European aerospace company EADS on Tuesday posted a net profit of 208 million euros for the second quarter, a jump of 76 percent, despite costs linked to delays of its A400M plane.
AFP - European aerospace giant EADS on Tuesday reported a 76 percent jump in net profit for the second quarter to 208 million euros (297 million dollars) despite costs linked to delays of its A400M military transporter.
EADS, the parent company of Airbus, said its second quarter operating profit was up 69 percent to 656 million euros but for the six months to June period was down 23 percent at 888 million euros.
It said the six months result reflected a charge of 191 million euros taken to cover delays on the A400M project. Total provisions for the aircraft add up to 2.3 billion euros.

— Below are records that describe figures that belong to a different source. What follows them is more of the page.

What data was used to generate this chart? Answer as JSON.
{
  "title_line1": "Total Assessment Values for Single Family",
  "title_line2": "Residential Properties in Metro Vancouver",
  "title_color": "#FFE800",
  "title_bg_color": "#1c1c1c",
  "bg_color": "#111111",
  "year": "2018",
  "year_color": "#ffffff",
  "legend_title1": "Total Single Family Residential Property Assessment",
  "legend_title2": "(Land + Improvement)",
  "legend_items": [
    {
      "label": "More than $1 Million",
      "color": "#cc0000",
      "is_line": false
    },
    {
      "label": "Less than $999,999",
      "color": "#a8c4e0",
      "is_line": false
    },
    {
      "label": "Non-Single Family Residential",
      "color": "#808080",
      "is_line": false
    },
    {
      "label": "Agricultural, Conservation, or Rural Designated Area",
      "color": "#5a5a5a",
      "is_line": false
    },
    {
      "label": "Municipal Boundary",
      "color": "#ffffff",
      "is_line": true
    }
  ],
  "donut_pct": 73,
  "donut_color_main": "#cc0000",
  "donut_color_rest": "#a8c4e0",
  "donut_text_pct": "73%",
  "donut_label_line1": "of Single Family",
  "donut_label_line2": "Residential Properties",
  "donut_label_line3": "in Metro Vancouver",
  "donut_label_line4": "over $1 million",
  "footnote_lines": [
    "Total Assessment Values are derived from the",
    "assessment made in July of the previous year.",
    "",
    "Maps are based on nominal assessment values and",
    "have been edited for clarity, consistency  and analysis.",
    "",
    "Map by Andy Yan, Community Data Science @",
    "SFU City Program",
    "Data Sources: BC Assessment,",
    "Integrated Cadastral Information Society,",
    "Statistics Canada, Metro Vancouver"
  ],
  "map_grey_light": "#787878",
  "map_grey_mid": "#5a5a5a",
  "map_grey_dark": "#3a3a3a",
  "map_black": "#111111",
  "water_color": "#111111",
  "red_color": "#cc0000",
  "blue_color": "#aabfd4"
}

"Substantial (further) charges could be taken against results in coming (quarters) depending on how the (A400M) programme advances and the outcome of negotiations" on its future with the project partners, EADS said in a statement.
Last week, the seven project partners -- Britain, France, Germany, Spain, Turkey, Belgium and Luxembourg -- agreed to renegotiate their contracts to buy the aircraft by year-end.
The future of the plane, which was to replace aging military transports in several European air forces, has been in doubt after its service date was pushed back from 2009 to 2013 amid technical problems.
French and German officials said on Friday they would extend a deadline for agreeing a new contract for the 20-billion-euro (28-billion-dollar) project until the end of the year.
EADS said its second half operating profit before exceptional items should be positive, if lower than in the first six months of the year, reflecting higher research and development costs plus unfavourable exchange rates.
Costs on the Airbus A380 superjumbo, with 14 deliveries expected this year, "are still higher than expected," EADS said.
Revenue for the six months to June inched up two percent to 20.1 billion euros, with 254 aircraft delivered, it added.
Orders were down sharply, falling 66 percent to 17.1 billion euros.
EADS said its order book had been hurt by the global financial crisis and slump but noted a recent slight improvement in trends, reiterating its "challenging" forecast for 300 aircraft orders this year.